With California students set to begin taking new Smarter Balanced tests in the Common Core State Standards this spring, state education officials are worried about how parents will view the results – especially if, as experts predict, their kids’ initial scores will be low.
“I’m not sure we have (the message) right yet,” Chief Deputy State Superintendent Richard Zeiger told members of the State Board of Education on Wednesday. The Department of Education is working on drafts of explanations of the scores that it has not yet published.
“Let’s be frank: All scores will be shifted to the left,” he said, meaning lower on the point scale, with fewer students deemed to be proficient than under the old state standards and more students scoring at basic or below basic levels. “We have to educate parents about that. It’s not that your kid got dumber; there has been a shift in systems.”
Downplaying the significance of the first year’s scores, State Board President Michael Kirst has said that it will take five more years for full implementation of the new standards, with fully trained teachers using fully developed curricula and textbooks. He and others are concerned that low scores will fuel the public’s skepticism of Common Core and teachers’ anxiety that they’ll be prematurely judged by test scores.
Last year, students from California and 16 other states belonging to the Smarter Balanced consortium took a Smarter Balanced “field,” or practice, test. Based on the results and professional educators’ judgments, Smarter Balanced created four performance levels for the test, determined by threshold points or “cut scores” at each level. Level 4 designates advanced work and Levels 1 and 2 demonstrate partial or minimal knowledge of the standards. Level 3 is roughly equivalent to proficiency, although Kirst and other officials insist on not using that term. Smarter Balanced is predicting that between 33 percent and 44 percent of students in California and elsewhere will reach the threshold for Level 3 this spring, when the formal tests are introduced.

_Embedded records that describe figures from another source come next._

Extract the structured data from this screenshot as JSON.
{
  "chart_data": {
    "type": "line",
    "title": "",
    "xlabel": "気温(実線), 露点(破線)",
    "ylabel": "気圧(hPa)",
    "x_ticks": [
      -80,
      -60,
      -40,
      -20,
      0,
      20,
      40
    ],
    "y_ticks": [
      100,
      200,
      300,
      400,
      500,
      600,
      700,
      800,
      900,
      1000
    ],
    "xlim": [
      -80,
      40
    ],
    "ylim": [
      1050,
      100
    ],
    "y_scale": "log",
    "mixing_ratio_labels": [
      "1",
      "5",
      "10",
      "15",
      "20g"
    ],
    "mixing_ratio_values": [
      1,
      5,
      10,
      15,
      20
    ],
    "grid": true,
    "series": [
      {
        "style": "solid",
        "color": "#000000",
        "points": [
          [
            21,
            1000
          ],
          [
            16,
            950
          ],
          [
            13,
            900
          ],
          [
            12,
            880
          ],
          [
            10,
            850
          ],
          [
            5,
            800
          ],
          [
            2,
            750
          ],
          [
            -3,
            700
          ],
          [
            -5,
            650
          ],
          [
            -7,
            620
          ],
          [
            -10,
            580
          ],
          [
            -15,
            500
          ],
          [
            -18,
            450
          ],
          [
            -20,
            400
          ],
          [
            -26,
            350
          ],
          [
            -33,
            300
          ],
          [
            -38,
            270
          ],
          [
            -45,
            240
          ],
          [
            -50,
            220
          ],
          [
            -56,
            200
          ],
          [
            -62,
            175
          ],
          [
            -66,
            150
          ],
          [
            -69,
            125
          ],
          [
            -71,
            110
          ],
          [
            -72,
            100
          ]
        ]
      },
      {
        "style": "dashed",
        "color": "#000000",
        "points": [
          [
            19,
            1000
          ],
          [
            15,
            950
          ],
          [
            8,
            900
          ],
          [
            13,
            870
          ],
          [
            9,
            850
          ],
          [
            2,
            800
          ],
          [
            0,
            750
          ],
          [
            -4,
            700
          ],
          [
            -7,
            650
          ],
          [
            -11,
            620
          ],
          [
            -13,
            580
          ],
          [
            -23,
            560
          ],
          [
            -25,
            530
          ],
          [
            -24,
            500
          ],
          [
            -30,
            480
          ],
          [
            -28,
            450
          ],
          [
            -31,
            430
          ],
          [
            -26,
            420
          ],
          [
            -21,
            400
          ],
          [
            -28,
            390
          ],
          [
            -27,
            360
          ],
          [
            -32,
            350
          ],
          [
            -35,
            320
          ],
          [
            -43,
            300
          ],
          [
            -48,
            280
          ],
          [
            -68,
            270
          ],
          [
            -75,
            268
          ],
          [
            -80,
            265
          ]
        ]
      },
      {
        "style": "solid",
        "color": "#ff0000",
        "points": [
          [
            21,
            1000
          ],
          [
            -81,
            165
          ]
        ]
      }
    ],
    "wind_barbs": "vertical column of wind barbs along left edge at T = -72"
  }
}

In 2013, the last time that the California standardized tests were given, 51 percent of students overall posted a score of proficient and above in math and 56 percent of students scored proficient and above in English language arts. The scores ranged from 46 percent proficient in 3rd-grade reading to 72 percent proficient in 4th-grade math.
Kirst and advocates of Common Core argue that Common Core standards, which stress problem-solving, communication skills and conceptual understanding of math, are different, if not more rigorous, than the previous state academic standards, and new tests will be harder, too. To emphasize this point, the Legislature prohibited comparing the old and new test scores to update the Academic Performance Index (API), the state’s chief accountability measure.
From March to June, 3.2 million California students in grades 3 to 8 and grade 11 will take the Smarter Balanced end-of-year tests in math and English language arts. Nearly all will take it online, and the state Department of Education is promising that schools will receive the scores electronically between two and four weeks later. Parents will receive paper copies of the report about a month after that. It will take longer to report the scores of the 2,000 students, mainly from rural schools without adequate technology, who will take the Smarter Balanced test on paper.
Students will receive a score ranging from 2,000 to 3,000, a point system intentionally chosen to differentiate it from what other states have used. The state can choose how to present the results to parents. It could focus on a student’s raw number and emphasize the student’s growth on the scale from grade to grade – something that wasn’t possible with the old state tests. Or it could de-emphasize the raw score while focusing on which of the four performance levels the student achieved. Board members expressed different views.
“Scale scores provide a better breakdown,” Kirst said. “We need to get away from the over-focus on (performance) levels.” There’s “nothing magical” about the threshold or cut scores by level; they are imprecise, he said.
But board member Trish Williams said that performance levels provide an easily understandable indicator. Parents need to know how their children performed relative to others, she said.
Still to be determined is whether first-year Smarter Balanced scores will be used to judge schools’ and districts’ performance. The state board suspended the API for 2014-15, and in March, it will decide whether to suspend it again in 2015-16. That’s what the Association of California School Administrators, representing superintendents and principals, and Los Angeles Unified, the state’s largest district, are seeking. They have said that there has not been enough time for teachers and districts to make the transition to the new standards for accountability purposes.
Los Angeles Mayor Eric Garcetti seconded that in a letter sent to the state board this week. “Any use of the spring 2015 (Smarter Balanced) results will give the state an inaccurate picture of student and school performance,” he said.
Doug McRae, a retired standardized testing publisher from Monterey who has consistently questioned Smarter Balanced’s methodology and timetable in testimony before the state board, on Wednesday called for delaying all reporting of this spring’s Smarter Balanced scores until the state has done thorough studies to determine if the performance levels are valid and reliable, as required by state law.
The board has referred the issue of delaying the API scores to two advisory committees, which are to report back in March.